Close collaboration between Knauf and Sound Interiors enabled the drylining contractor to cut waste to in industry-leading level of just 9% on a £15 million project building a new school in Rochdale, Lancashire.
St Cuthbert’s Business & Enterprise College was built as part of the Building Schools for the Future (BSF) programme to cater for 1400 pupils on behalf of Rochdale MBC. Sound Interiors were awarded the £500,000 drylining package and they were determined to minimise waste because, as contracts manager John Sheeran puts it, “this is where the job can be won or lost”.
“It makes sense in three ways: you’re saving on materials; the cost of the manual labour taking waste to the skip and bringing in extra plasterboard; and then on the costs of skips,” he explains.

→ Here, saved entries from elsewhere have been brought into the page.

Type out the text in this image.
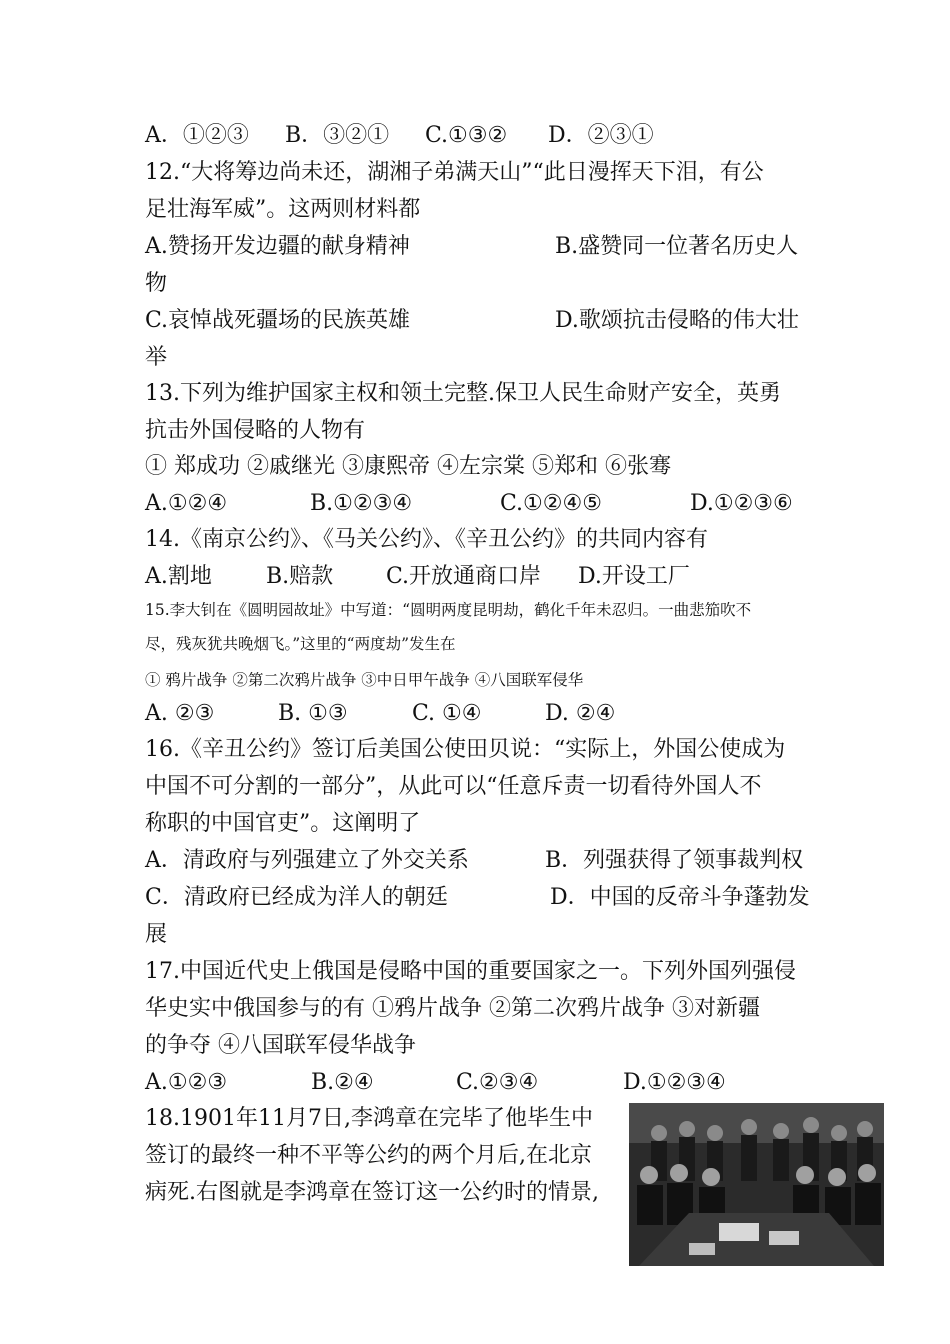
A．①②③ B．③②① C.①③② D．②③①
12.“大将筹边尚未还，湖湘子弟满天山”“此日漫挥天下泪，有公
足壮海军威”。这两则材料都
A.赞扬开发边疆的献身精神	B.盛赞同一位著名历史人
物
C.哀悼战死疆场的民族英雄	D.歌颂抗击侵略的伟大壮
举
13.下列为维护国家主权和领土完整.保卫人民生命财产安全，英勇
抗击外国侵略的人物有
① 郑成功 ②戚继光 ③康熙帝 ④左宗棠 ⑤郑和 ⑥张骞
A.①②④	B.①②③④	C.①②④⑤	D.①②③⑥
14.《南京公约》、《马关公约》、《辛丑公约》的共同内容有
A.割地 B.赔款 C.开放通商口岸 D.开设工厂
15.李大钊在《圆明园故址》中写道：“圆明两度昆明劫，鹤化千年未忍归。一曲悲笳吹不
尽，残灰犹共晚烟飞。”这里的“两度劫”发生在
① 鸦片战争 ②第二次鸦片战争 ③中日甲午战争 ④八国联军侵华
A. ②③	B. ①③	C. ①④	D. ②④
16.《辛丑公约》签订后美国公使田贝说：“实际上，外国公使成为
中国不可分割的一部分”，从此可以“任意斥责一切看待外国人不
称职的中国官吏”。这阐明了
A．清政府与列强建立了外交关系	B．列强获得了领事裁判权
C．清政府已经成为洋人的朝廷	D．中国的反帝斗争蓬勃发
展
17.中国近代史上俄国是侵略中国的重要国家之一。下列外国列强侵
华史实中俄国参与的有 ①鸦片战争 ②第二次鸦片战争 ③对新疆
的争夺 ④八国联军侵华战争
A.①②③	B.②④	C.②③④	D.①②③④
18.1901年11月7日,李鸿章在完毕了他毕生中
签订的最终一种不平等公约的两个月后,在北京
病死.右图就是李鸿章在签订这一公约时的情景,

Cutting waste from an average of 15% saved the company more than £2,000 in the cost of skip hire alone, as the waste saving measures reduced plasterboard waste by 19 tonnes or roughly five skips. The company recruited Knauf technical services to help in the initial design, reducing the number of board types from more than 10 to just seven to enable greater flexibility in re-using offcuts.

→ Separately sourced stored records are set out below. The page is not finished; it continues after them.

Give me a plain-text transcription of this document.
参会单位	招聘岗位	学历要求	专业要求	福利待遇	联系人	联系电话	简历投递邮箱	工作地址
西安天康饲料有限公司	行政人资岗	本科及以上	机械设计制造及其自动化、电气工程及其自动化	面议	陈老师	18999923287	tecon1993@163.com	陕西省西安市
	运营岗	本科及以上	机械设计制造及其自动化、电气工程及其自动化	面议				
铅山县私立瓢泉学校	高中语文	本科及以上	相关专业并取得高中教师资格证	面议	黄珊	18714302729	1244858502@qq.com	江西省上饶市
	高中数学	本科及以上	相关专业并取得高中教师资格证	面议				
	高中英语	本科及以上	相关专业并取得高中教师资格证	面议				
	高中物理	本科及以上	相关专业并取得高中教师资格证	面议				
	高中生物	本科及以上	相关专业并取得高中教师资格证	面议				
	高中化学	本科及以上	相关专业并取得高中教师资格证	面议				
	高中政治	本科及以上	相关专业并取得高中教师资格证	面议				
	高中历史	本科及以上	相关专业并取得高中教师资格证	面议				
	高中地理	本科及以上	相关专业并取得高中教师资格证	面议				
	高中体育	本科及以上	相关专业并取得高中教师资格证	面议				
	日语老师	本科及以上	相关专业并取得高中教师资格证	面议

It also came to an agreement about storing the offcuts inside the building within dedicated, ‘quarantine’ and ‘recycling station’ areas that had barriers to prevent general access. Normally offcut materials would not be allowed to be stored on site but agreed to the measure in order to reduce waste. Sound Interiors also agreed to take responsibility for the waste – and pay for it – and to use a nominated waste management company.

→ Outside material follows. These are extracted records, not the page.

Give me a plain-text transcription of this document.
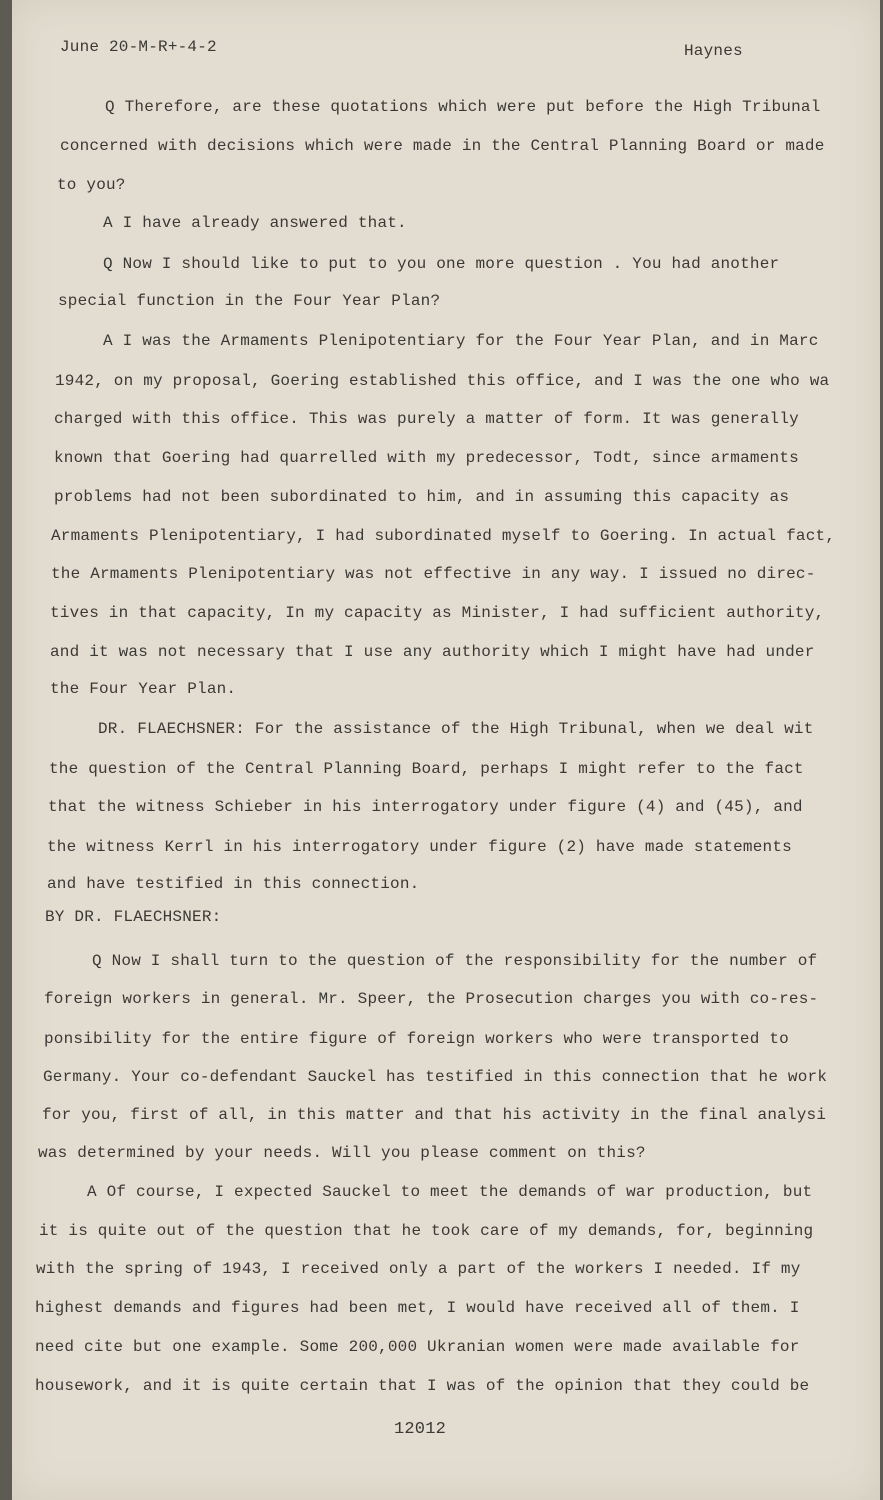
June 20-M-R+-4-2	Haynes
Q Therefore, are these quotations which were put before the High Tribunal
concerned with decisions which were made in the Central Planning Board or made
to you?
A I have already answered that.
Q Now I should like to put to you one more question . You had another
special function in the Four Year Plan?
A I was the Armaments Plenipotentiary for the Four Year Plan, and in Marc
1942, on my proposal, Goering established this office, and I was the one who wa
charged with this office. This was purely a matter of form. It was generally
known that Goering had quarrelled with my predecessor, Todt, since armaments
problems had not been subordinated to him, and in assuming this capacity as
Armaments Plenipotentiary, I had subordinated myself to Goering. In actual fact,
the Armaments Plenipotentiary was not effective in any way. I issued no direc-
tives in that capacity, In my capacity as Minister, I had sufficient authority,
and it was not necessary that I use any authority which I might have had under
the Four Year Plan.
DR. FLAECHSNER: For the assistance of the High Tribunal, when we deal wit
the question of the Central Planning Board, perhaps I might refer to the fact
that the witness Schieber in his interrogatory under figure (4) and (45), and
the witness Kerrl in his interrogatory under figure (2) have made statements
and have testified in this connection.
BY DR. FLAECHSNER:
Q Now I shall turn to the question of the responsibility for the number of
foreign workers in general. Mr. Speer, the Prosecution charges you with co-res-
ponsibility for the entire figure of foreign workers who were transported to
Germany. Your co-defendant Sauckel has testified in this connection that he work
for you, first of all, in this matter and that his activity in the final analysi
was determined by your needs. Will you please comment on this?
A Of course, I expected Sauckel to meet the demands of war production, but
it is quite out of the question that he took care of my demands, for, beginning
with the spring of 1943, I received only a part of the workers I needed. If my
highest demands and figures had been met, I would have received all of them. I
need cite but one example. Some 200,000 Ukranian women were made available for
housework, and it is quite certain that I was of the opinion that they could be
12012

The operatives were also encouraged not use full boards because they were paid an extra 20% for every square metre that they installed using offcuts instead. The size of any offcuts over 300mm was detailed before it went into the storage area, so operatives knew if suitable offcuts were available and were monitored to make sure that they used suitable offcuts and earned their bonuses for using them.
The resulting wastage rate for plasterboard was just 9%, well below the industry average of between 15 and 25%, and cut material costs by circa £8000. It also delivered environmental savings by reducing the number of deliveries, the resources required during manufacture of the products, and improving efficiencies in site works.